Lucien sealed himself in the office. Quick look at his watch: two hours’ light to ride home and run the dog, then dinner with Suzanne and James.

He called for current balances in the springs account, the ranch account, his personal account and wrote them into the respective books. Deadrock Plumbing. This bill can’t be real. No real bill can be this size. These drifters need a moving target.

“Tim Lake. This is Lucien Taylor.” After a little bit: “Tim, you send me this bill?”

“Yes, Lucien, I did.”

“Tim, you’ve got the balls of a brass monkey.”

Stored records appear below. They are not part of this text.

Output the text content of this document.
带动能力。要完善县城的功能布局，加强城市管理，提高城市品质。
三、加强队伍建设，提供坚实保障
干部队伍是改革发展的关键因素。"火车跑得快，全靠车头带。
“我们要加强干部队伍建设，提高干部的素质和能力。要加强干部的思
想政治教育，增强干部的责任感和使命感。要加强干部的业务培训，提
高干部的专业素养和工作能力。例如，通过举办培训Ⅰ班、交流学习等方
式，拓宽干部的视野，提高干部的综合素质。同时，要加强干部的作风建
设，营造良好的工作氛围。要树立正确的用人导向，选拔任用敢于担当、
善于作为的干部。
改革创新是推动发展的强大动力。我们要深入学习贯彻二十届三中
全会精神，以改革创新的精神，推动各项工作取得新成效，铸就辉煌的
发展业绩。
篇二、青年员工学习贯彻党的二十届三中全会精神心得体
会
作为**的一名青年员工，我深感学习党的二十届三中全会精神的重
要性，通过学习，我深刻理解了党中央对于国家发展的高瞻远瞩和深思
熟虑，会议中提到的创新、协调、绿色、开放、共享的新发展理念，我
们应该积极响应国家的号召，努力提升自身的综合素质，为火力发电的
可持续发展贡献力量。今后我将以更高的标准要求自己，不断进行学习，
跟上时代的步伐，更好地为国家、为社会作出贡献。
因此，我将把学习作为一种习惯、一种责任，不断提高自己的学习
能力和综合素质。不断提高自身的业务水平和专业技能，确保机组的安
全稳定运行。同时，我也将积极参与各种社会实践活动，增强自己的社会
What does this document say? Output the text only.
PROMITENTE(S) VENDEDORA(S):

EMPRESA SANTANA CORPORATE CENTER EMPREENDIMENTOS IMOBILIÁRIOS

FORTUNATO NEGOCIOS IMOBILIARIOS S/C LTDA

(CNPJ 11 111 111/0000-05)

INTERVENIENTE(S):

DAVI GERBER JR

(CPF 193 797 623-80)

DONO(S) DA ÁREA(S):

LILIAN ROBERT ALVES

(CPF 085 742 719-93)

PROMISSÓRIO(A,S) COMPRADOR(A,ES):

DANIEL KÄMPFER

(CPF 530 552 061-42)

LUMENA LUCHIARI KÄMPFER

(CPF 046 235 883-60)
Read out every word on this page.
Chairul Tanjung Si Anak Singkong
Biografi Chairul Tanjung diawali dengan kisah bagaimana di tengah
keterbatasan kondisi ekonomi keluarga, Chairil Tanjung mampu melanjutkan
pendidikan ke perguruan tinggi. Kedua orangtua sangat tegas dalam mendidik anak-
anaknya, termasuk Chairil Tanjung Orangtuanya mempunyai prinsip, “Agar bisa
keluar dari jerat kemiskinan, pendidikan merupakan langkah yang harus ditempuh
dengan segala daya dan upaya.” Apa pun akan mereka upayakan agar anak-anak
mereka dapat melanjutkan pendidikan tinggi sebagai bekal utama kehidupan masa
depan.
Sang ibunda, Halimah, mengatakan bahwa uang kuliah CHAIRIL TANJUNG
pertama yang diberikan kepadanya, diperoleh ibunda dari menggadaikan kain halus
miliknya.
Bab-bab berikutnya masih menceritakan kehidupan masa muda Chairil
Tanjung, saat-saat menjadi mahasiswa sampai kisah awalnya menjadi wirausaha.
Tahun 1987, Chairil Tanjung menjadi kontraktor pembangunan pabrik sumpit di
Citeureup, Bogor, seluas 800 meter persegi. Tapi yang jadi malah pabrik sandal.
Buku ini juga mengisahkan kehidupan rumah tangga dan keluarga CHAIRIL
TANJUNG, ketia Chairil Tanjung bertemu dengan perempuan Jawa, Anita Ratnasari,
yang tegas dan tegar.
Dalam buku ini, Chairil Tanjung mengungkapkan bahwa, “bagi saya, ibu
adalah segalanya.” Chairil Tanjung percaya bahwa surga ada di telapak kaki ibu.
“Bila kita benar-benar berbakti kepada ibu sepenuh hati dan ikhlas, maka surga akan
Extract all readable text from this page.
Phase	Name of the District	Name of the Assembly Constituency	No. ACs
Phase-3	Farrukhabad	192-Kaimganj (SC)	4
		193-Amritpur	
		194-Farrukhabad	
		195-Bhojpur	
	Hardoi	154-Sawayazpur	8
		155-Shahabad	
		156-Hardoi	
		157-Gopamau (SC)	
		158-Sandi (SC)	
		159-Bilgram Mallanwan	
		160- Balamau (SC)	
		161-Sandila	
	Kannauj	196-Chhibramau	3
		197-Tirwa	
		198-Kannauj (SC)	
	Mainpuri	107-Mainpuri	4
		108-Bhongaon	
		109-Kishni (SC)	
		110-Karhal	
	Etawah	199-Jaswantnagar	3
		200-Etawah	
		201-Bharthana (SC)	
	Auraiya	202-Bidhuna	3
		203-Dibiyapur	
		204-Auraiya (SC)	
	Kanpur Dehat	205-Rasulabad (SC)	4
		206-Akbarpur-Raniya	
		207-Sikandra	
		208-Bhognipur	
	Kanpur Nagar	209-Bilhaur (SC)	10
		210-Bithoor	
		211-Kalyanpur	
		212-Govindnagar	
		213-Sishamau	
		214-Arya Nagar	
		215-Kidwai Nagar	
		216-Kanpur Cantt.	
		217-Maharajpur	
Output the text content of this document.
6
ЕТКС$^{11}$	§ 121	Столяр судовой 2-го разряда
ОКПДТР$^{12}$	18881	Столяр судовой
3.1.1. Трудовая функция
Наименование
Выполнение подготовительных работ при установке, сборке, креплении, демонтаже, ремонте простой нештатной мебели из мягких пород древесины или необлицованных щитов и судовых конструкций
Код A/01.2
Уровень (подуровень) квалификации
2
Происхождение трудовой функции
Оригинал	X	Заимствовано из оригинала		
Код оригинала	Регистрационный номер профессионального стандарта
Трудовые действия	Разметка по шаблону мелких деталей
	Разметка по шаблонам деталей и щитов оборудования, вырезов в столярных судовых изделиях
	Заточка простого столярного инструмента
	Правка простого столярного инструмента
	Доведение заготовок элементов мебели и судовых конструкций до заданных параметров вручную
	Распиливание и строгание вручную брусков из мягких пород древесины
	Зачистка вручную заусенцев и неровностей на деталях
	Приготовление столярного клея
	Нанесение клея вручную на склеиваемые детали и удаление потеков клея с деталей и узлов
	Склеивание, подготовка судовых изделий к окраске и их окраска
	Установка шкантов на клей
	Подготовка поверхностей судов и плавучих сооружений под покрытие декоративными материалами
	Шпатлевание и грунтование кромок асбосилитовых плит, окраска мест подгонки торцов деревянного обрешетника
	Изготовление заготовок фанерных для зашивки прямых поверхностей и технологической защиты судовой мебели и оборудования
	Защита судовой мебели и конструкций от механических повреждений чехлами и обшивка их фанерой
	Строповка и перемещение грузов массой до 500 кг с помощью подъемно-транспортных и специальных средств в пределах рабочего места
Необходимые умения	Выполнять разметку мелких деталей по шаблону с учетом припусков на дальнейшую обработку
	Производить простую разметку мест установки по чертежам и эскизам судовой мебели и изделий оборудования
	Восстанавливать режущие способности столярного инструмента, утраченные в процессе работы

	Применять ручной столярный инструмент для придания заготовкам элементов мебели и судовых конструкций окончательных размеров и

“Lucien, you’re lookin’ at a lot of hours on that sheet. I had three men up there, two trucks.”

“I’ve seen that before. One truck is to make beer runs when your rummies get the DTs working on my furnace. Tim, I’m gonna give you a break. I’m gonna rip this goddamned sonofabitch up and not let you hurt my feelings. You go sit down and write me a bill you take some pride in. But this time be honest. With yourself.”

Then, while the glow was upon him, though the age of bowmen and harpers was lost for all time, he could dash off some price-control letters. He rang Antoinette. Gone home. The phone was done for the day. He felt the earth move. Lucien pulled off his tie, examining its red and silver silk stripes for the first time, rolled it and put it in his pocket. He wandered down the corridor, seeing with satisfaction the cowboy and cowgirl waiters moving in the steam. Mary Celeste table-hopped with nutritional tips in a drooping dinner gown; her Empire coif listed very slightly to the north. In a couple of hours all but the minimum lights would have been turned off; most guests would be in their quarters. A few with wooing twinkles would be back in the main pool, paddling through stench to desire. There’s a little of that in all of us.

There was time to take a shower and shave once again,
inspecting his face for missed spots. Then he put on some invigorating lotion and watched himself button a blue-and-white-striped shirt. He had slicked his hair straight back like a rich heir, and he withdrew his lips so he could pass judgment on his teeth: bright gums, no plaque; the crown doesn’t appear unless one smiles too hard, as in drunkenness or, once a year, delight. He walked to the White Cottage, a bright and romantic rental unit in the wind-trained junipers above the spring. It did well.